The board for frustrated newbies would be this one. The biggest thing to remember when learning Linux is patience. I know a lot of people who have given up after a few days of things not working like they're used to....it's just a matter of learning the ropes. Just learn a few tips and tricks and you'll be able to set up a system in no time flat.
Root booting directly to YaST doesn't surprise me. In Windows, logging in as the Administrator is allowed and usually what's done. Linux has a bit of a tighter security policy in that logging in as root from the initial login screen is supposed to be ONLY for system maintenance. Normal usage should be done under a user account. Whenever you need administrator access to files, you can use the "su" command in a terminal to become root user ("exit" will drop you back down to the user account you came from). Alternatively, if you have "sudo" installed, you can add your username and relevant parameters to /etc/sudoers, and then use sudo to mimick root user. Just use "sudo <commandname> <flags>".

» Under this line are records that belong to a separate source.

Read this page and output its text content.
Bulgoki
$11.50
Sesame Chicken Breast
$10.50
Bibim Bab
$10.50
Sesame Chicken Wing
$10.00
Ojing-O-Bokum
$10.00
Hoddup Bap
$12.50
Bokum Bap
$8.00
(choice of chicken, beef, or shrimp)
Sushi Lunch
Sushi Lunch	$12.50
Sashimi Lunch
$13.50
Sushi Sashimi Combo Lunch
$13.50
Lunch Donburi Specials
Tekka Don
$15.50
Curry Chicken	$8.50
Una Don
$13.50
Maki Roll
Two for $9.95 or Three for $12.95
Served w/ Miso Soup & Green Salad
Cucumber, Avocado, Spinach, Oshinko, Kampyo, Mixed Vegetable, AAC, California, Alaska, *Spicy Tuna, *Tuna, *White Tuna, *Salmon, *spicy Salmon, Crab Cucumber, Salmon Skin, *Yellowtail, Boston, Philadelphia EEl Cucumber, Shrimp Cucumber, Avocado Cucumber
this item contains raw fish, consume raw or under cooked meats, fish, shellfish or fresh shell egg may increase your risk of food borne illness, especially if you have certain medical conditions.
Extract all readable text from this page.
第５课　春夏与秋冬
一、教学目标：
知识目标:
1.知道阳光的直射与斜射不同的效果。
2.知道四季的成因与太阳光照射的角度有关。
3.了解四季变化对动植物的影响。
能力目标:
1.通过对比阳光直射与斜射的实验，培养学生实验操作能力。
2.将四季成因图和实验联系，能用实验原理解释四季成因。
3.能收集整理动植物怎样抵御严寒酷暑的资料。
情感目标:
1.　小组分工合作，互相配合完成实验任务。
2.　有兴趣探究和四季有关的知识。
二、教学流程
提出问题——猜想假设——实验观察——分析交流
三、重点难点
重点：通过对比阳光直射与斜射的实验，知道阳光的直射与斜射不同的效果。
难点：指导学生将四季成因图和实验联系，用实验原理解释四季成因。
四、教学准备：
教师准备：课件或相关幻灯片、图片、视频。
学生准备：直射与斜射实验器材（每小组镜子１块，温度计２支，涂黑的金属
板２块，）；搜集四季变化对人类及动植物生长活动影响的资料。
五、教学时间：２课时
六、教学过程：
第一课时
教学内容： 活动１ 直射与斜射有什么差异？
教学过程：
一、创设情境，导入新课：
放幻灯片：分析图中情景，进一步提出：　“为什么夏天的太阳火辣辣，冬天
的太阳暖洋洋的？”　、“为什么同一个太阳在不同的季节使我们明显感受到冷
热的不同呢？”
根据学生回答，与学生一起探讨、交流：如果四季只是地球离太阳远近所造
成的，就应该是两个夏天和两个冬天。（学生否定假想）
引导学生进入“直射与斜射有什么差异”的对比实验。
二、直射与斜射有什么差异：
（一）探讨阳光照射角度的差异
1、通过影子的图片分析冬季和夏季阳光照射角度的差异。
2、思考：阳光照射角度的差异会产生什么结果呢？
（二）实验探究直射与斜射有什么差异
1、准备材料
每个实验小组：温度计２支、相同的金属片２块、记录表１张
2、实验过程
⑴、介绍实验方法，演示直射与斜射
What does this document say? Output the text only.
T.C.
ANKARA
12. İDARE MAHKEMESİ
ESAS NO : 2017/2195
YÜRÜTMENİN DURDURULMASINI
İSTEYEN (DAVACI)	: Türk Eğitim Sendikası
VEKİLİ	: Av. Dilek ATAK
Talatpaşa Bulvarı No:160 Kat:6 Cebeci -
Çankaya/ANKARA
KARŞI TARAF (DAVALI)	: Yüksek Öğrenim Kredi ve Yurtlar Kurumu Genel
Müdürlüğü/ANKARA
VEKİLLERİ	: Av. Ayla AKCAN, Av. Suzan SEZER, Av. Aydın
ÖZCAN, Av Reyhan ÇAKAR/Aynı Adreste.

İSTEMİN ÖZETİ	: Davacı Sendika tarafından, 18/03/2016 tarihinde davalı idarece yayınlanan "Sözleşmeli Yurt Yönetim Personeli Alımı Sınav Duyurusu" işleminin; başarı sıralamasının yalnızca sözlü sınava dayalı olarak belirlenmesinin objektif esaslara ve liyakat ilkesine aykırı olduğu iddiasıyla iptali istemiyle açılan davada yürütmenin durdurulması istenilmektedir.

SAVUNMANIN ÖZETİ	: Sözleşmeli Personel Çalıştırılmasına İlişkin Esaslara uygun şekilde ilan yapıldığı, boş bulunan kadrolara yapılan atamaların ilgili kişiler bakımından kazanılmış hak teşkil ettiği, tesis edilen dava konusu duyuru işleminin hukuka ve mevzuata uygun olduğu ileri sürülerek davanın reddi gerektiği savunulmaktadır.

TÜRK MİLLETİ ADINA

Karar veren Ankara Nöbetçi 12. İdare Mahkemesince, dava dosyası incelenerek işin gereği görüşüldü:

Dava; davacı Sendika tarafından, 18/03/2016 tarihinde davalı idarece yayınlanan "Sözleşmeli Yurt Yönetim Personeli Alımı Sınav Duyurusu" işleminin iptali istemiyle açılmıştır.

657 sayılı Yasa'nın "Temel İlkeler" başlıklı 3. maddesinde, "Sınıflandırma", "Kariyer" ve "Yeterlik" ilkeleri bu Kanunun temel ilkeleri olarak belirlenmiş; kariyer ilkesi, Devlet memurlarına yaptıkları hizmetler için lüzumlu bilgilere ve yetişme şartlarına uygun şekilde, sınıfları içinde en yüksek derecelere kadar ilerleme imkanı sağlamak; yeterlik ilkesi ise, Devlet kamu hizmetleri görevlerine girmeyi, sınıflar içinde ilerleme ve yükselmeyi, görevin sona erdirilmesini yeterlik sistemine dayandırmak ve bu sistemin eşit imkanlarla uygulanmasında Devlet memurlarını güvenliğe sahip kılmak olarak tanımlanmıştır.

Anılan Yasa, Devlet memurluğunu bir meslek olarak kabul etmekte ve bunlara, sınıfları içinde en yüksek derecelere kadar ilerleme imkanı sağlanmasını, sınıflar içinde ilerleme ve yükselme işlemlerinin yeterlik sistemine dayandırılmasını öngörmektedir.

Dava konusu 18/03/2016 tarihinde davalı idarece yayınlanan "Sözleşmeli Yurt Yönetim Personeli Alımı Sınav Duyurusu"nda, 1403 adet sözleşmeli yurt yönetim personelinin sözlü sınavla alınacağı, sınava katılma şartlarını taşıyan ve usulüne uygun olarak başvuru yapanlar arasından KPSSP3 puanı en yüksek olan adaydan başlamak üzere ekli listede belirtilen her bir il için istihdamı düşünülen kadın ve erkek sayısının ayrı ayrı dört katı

So if this gives you a no-permission error:
You can use this instead
And that will run that command as root (btw, "Esc" followed by ":q" will exit vim if you try this and find you can't get out ).
sudo vim /var/log/messages
Anyway I run all my boxes with my username in the /etc/sudoers file with the NOPASSWD option so I never have to type in a password. Works pretty seamlessly, and I never have to log in as root. In fact, there are distributions out there that don't have a root account at all and rely completely on sudo in order to get root stuff done.
So the point of this little foray into Linux philosophy has been to say that logging in as root should be used for system maintenance only (ie, when things break horribly) and is generally discouraged. I'm thinking that SUSE sends you to YaST by default since YaST is SUSE's system config tool. You should be logging in as a user and then performing administrative actions by either typing "su" in a terminal or setting up your /etc/sudoers file so you can use "sudo" instead.